While renovating the motel, Alex sees Mrs. Bates in her bedroom window, and sees the corpse of her late husband Jake from the same window, supporting the idea that the property is haunted. After Alex tells Willie that he owes his first loan payment of $10,000 the day after the motel opens, Willie becomes suspicious and with the help of Henry reveals that the haunting was a prank and the ghost was the bank manager, Tom Fuller. Fuller had approved a loan with predatory terms with Alex and was trying to sabotage the motel by trying to scare him away. Tom is then forced to help Alex and the others by negotiating friendlier payment terms for the loan or face prison for fraud. The motel is soon finished with the renovation.

Meanwhile, not all ghost stories turn out to be hoaxes as Barbara Peters books a room in Alex's motel for the night, planning suicide because she was getting older, and had been through three divorces without children. Barbara meets a teenage girl, Sally, who invites Barbara to dance at an after prom party in the motel with her and her teenage friends, including Tony Scotti, though Barbara felt uncomfortable hanging with young kids. It is then revealed that Barbara's real name is also Sally, and that the teenage girl who took her own life 25 years ago is a ghost along with Tony, and other teens who also committed suicide. She tells “Barbara” that she has a life worth living for, then leaves with the rest of the group. “Barbara” leaves the motel the next day, planning to live her life to the fullest.
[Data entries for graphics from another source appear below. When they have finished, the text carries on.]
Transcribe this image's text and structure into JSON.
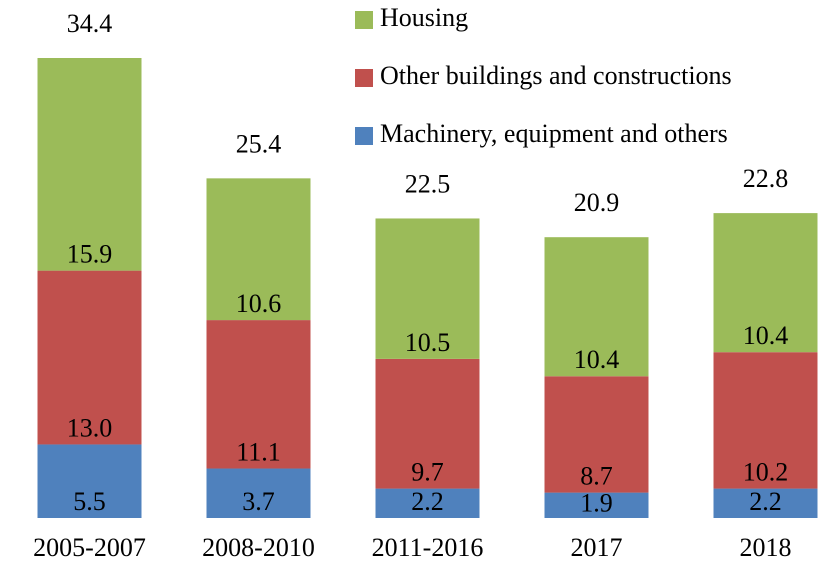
{
  "chart_data": {
    "type": "stacked_bar",
    "categories": [
      "2005-2007",
      "2008-2010",
      "2011-2016",
      "2017",
      "2018"
    ],
    "series": [
      {
        "name": "Machinery, equipment and others",
        "color": "#4f81bd",
        "values": [
          5.5,
          3.7,
          2.2,
          1.9,
          2.2
        ]
      },
      {
        "name": "Other buildings and constructions",
        "color": "#c0504d",
        "values": [
          13.0,
          11.1,
          9.7,
          8.7,
          10.2
        ],
        "value_labels": [
          "13.0",
          "11.1",
          "9.7",
          "8.7",
          "10.2"
        ]
      },
      {
        "name": "Housing",
        "color": "#9bbb59",
        "values": [
          15.9,
          10.6,
          10.5,
          10.4,
          10.4
        ]
      }
    ],
    "totals": [
      34.4,
      25.4,
      22.5,
      20.9,
      22.8
    ]
  }
}
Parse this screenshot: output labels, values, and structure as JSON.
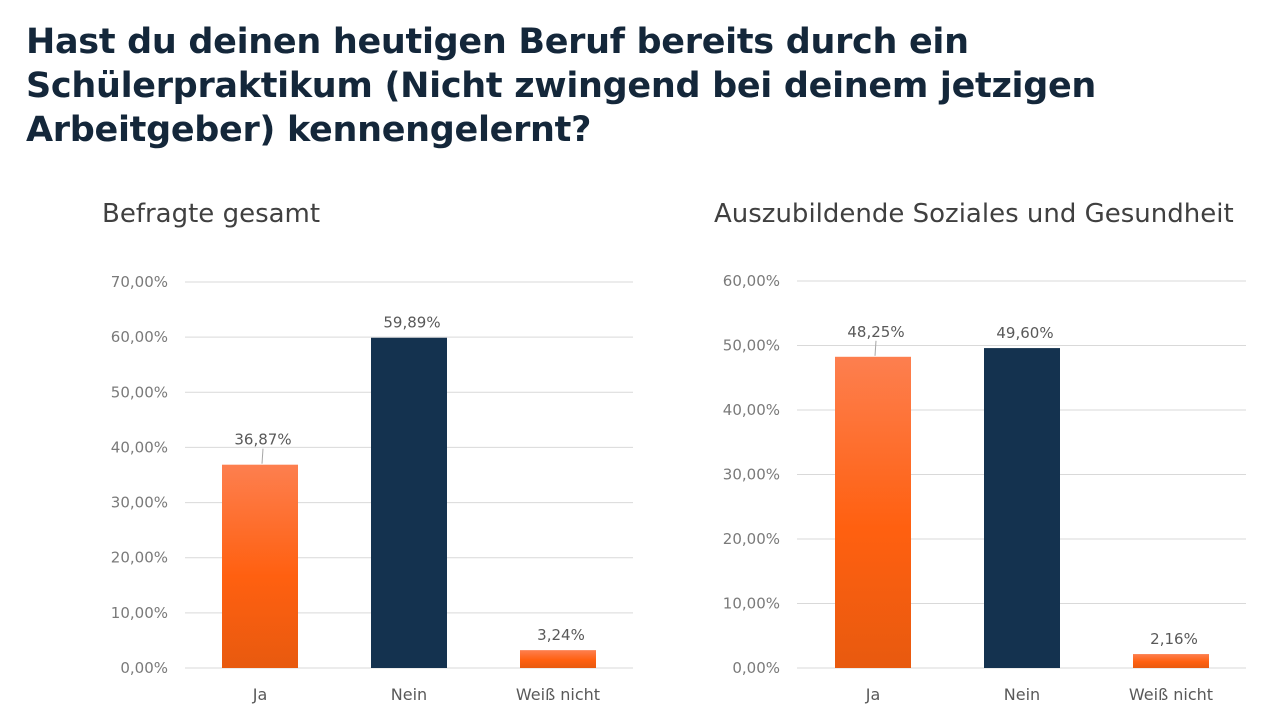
{
  "title": "Hast du deinen heutigen Beruf bereits durch ein Schülerpraktikum (Nicht zwingend bei deinem jetzigen Arbeitgeber) kennengelernt?",
  "colors": {
    "orange_top": "#fd7f4f",
    "orange_bottom": "#e85a0f",
    "navy": "#14324f"
  },
  "chart_data": [
    {
      "type": "bar",
      "title": "Befragte gesamt",
      "categories": [
        "Ja",
        "Nein",
        "Weiß nicht"
      ],
      "values": [
        36.87,
        59.89,
        3.24
      ],
      "data_labels": [
        "36,87%",
        "59,89%",
        "3,24%"
      ],
      "bar_colors": [
        "orange",
        "navy",
        "orange"
      ],
      "ylim": [
        0,
        70
      ],
      "yticks": [
        "0,00%",
        "10,00%",
        "20,00%",
        "30,00%",
        "40,00%",
        "50,00%",
        "60,00%",
        "70,00%"
      ],
      "grid": true,
      "xlabel": "",
      "ylabel": ""
    },
    {
      "type": "bar",
      "title": "Auszubildende Soziales und Gesundheit",
      "categories": [
        "Ja",
        "Nein",
        "Weiß nicht"
      ],
      "values": [
        48.25,
        49.6,
        2.16
      ],
      "data_labels": [
        "48,25%",
        "49,60%",
        "2,16%"
      ],
      "bar_colors": [
        "orange",
        "navy",
        "orange"
      ],
      "ylim": [
        0,
        60
      ],
      "yticks": [
        "0,00%",
        "10,00%",
        "20,00%",
        "30,00%",
        "40,00%",
        "50,00%",
        "60,00%"
      ],
      "grid": true,
      "xlabel": "",
      "ylabel": ""
    }
  ]
}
Alex looks at the screen telling viewers: "If you ever need a room, come on by. I can't say for sure what you'll find, but that is what makes the world go around".

== Production ==
Bates Motel was created as a pilot episode for an anthology TV series that would focus on Alex and the various people who would check into the titular motel. Bud Cort and Lori Petty were brought on to portray two of the central characters. The script was written by Richard Rothstein, who also served as producer and director.

==Release==
Bates Motel premiered on NBC in the United States in July 1987. It was later released to home video; Universal released it twice to DVD, once as part of its Vault Series and again (alongside Psycho II, Psycho III and Psycho IV: The Beginning) as part of its "4-Movie Midnight Marathon Pack" , in 2013 and 2014, respectively.

== Reception ==
Bates Motel has received criticism for straying too far from the source material of its predecessors. Chris Coffel of Bloody Disgusting reviewed the film as part of a retrospective on the Psycho films, stating "Bates Motel is definitely not a good movie. Not in the slightest bit, however, I can’t deny that it wasn’t fascinating. I was very much entertained while watching this. I cannot understand how anyone came up with this movie or how anyone signed off on it."